The fifth session was moderated by Maria das Neves Jesus, leader of LOC/MTC in the Diocese of Porto, and the speaker was José Luís Molina García who addressed the topic: How to put the individual at the centre, with dignity, in the employment, social and economic organization model, taking advantage of the clear lesson from this pandemic?

He developed his reflection clarifying that, within the economic system we live in, there is a temptation to look for ways out within the system itself, but he wanted to share with us another logic — the logic of the Christian perspective. The economy, which has to be an instrument at the service of human needs, has placed itself at the centre and has become an end in and of itself, and that discards people.

We are not living times of change, but in a change of times; things are not changing in the world, it's the world itself that is changing.

We have to move away from the logic of profitability to a logic of gratuity.
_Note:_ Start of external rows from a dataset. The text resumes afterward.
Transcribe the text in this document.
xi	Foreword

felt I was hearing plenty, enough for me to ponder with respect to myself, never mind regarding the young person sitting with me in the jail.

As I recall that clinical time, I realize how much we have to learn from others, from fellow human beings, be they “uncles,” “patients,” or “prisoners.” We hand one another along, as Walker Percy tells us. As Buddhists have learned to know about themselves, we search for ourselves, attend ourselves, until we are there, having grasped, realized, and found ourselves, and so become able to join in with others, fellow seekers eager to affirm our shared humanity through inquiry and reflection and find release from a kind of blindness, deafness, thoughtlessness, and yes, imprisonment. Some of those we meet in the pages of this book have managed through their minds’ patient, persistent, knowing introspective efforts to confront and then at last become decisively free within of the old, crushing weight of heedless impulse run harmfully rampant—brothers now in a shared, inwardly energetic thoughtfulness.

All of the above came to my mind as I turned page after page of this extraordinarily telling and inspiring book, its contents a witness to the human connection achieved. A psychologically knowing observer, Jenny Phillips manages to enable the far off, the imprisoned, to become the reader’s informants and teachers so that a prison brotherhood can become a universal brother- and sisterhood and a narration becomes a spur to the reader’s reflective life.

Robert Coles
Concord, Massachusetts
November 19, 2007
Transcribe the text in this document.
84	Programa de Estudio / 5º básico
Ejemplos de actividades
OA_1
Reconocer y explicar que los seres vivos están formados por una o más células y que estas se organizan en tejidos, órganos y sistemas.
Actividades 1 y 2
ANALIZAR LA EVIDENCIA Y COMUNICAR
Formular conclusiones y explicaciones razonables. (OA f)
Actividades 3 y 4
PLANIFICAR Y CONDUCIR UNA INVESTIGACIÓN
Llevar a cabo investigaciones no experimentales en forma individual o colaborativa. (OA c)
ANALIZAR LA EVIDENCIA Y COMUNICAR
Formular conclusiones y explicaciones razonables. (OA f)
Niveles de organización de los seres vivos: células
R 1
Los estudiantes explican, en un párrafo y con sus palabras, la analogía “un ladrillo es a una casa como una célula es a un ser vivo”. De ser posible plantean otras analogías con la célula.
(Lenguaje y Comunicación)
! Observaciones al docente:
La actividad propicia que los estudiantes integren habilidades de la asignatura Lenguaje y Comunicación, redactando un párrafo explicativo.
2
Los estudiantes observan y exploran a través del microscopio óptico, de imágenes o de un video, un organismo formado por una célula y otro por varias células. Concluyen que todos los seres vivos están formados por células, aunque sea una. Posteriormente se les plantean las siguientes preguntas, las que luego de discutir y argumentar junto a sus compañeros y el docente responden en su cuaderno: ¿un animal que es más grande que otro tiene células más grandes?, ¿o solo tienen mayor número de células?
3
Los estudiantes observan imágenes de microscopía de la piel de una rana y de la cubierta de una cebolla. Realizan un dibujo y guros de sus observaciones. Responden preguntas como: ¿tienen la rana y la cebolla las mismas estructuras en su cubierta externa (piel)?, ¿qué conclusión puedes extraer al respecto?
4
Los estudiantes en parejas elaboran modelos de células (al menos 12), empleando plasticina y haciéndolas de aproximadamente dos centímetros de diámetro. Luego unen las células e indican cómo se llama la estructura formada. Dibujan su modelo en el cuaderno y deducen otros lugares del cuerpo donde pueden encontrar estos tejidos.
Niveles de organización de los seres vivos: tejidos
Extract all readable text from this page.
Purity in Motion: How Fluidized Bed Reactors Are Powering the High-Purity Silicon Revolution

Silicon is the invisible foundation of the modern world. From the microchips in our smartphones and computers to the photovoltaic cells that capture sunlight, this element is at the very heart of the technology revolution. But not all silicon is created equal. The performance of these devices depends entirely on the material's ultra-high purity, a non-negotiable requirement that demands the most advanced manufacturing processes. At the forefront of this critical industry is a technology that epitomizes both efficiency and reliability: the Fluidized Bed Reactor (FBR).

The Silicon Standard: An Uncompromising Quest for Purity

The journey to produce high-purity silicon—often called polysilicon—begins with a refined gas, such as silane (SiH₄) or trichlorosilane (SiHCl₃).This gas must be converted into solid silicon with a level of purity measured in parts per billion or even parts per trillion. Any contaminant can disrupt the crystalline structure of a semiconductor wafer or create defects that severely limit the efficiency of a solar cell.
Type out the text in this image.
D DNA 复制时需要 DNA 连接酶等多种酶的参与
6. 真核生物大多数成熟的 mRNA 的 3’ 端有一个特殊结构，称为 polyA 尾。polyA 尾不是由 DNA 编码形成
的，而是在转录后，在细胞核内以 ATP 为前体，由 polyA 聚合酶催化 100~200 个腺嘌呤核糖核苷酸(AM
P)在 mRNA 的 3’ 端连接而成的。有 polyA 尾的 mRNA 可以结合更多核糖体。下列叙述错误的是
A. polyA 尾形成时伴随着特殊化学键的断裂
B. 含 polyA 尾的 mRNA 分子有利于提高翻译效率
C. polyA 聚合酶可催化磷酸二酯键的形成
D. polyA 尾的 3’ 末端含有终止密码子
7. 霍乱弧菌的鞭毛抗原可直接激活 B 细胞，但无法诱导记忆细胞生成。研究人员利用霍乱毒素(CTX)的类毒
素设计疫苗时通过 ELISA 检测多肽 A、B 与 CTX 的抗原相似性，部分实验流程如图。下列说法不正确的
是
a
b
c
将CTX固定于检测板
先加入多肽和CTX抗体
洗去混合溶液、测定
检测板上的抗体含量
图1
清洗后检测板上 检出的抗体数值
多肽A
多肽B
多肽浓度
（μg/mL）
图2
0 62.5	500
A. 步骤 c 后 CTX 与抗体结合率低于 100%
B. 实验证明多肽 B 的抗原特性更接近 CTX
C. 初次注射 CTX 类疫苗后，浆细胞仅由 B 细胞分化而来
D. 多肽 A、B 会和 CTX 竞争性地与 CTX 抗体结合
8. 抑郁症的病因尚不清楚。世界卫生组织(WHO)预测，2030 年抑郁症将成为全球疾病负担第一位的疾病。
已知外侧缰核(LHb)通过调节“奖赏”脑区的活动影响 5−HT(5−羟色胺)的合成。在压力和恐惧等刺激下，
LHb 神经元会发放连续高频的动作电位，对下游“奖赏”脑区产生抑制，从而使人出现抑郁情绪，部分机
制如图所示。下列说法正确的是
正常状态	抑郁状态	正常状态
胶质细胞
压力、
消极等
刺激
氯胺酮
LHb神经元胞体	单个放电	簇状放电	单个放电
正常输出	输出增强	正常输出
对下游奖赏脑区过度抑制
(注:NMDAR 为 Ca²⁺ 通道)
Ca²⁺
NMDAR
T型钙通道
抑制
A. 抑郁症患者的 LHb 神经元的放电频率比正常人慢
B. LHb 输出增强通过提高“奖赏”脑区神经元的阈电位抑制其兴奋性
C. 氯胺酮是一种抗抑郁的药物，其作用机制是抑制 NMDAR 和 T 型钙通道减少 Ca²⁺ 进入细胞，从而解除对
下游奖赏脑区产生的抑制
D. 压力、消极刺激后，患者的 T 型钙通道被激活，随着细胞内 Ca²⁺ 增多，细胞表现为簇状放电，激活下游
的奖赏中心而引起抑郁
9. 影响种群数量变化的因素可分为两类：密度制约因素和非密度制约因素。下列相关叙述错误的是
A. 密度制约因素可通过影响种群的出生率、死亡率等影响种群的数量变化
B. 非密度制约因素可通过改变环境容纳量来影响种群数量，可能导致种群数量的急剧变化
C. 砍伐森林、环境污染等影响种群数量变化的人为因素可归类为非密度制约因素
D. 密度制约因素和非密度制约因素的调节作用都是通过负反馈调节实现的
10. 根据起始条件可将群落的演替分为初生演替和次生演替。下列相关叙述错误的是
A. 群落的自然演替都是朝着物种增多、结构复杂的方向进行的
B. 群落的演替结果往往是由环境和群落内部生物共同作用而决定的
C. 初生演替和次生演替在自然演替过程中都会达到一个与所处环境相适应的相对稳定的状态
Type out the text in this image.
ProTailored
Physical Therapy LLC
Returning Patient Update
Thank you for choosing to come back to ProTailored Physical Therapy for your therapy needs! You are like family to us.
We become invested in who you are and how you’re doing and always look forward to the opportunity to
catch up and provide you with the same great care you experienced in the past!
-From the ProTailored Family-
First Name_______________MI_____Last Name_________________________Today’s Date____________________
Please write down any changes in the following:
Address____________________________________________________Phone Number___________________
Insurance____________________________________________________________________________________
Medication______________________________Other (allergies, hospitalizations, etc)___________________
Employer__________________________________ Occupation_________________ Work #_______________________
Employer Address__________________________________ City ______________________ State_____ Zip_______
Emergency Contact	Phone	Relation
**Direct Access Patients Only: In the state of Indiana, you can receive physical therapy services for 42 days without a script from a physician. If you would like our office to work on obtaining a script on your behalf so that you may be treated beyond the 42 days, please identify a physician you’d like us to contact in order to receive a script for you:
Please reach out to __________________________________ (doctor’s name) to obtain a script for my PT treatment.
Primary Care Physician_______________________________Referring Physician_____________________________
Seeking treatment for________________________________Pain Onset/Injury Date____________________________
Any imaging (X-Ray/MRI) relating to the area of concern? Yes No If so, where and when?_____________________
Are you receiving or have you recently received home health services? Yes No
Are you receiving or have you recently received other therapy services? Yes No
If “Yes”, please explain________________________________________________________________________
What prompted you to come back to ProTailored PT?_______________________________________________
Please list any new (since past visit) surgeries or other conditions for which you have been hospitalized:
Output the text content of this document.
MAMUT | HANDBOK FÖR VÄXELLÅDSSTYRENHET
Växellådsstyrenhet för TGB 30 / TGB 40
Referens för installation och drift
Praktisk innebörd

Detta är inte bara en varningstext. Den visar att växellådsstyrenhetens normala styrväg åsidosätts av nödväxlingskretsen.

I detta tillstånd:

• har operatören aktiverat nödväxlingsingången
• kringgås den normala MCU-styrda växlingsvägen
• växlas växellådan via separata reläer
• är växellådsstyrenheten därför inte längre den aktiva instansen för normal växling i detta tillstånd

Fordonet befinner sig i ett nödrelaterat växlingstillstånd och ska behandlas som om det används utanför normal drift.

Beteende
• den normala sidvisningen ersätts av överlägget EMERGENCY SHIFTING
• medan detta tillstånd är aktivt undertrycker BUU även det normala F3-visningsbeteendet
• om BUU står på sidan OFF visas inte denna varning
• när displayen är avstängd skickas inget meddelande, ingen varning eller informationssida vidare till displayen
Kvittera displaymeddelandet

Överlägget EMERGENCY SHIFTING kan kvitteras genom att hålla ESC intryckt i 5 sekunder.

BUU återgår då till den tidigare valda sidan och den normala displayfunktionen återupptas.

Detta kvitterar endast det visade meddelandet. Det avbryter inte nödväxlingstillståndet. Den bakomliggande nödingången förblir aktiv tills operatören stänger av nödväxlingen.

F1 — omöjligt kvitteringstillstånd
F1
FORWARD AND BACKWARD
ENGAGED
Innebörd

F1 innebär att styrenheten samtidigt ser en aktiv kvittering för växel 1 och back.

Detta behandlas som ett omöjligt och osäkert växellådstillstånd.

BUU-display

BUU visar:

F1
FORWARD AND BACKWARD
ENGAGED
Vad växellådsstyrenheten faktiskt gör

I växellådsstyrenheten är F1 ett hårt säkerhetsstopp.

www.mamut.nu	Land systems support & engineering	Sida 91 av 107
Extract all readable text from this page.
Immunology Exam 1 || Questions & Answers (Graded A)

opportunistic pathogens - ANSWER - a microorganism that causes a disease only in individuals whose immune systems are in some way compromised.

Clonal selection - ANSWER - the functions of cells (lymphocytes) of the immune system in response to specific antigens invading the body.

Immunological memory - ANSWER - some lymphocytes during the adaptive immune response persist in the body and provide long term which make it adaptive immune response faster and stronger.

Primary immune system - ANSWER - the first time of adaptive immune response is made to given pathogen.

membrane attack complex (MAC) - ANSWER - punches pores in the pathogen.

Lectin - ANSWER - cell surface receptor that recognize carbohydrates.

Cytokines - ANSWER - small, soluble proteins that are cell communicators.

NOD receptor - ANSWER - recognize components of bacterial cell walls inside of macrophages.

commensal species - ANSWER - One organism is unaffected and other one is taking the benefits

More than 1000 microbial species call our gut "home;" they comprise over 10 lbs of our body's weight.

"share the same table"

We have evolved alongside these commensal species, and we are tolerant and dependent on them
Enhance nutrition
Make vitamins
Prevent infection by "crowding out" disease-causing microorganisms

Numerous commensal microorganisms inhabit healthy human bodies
We must rethink the economy, believing that the economy can be something different. We are not doomed to selfishness; economic growth as an indisputable dogma is not the answer. It does not respond to human needs, but only to the drive for profit. We need a new mindset!

We concluded the work with a thematic visit to the District Resources Backup Centre for patients with Covid-19, to see the difficulties encountered in the reception and treatment of patients with Covid-19, and the resulting scars in the health of patients who survived. We had a conversation with Sónia Tereso, who helped us understand the difficulties experienced by the institution that made this space available to the Ministry of Health, and the challenges and transformations that the institution underwent during the most acute period of the pandemic.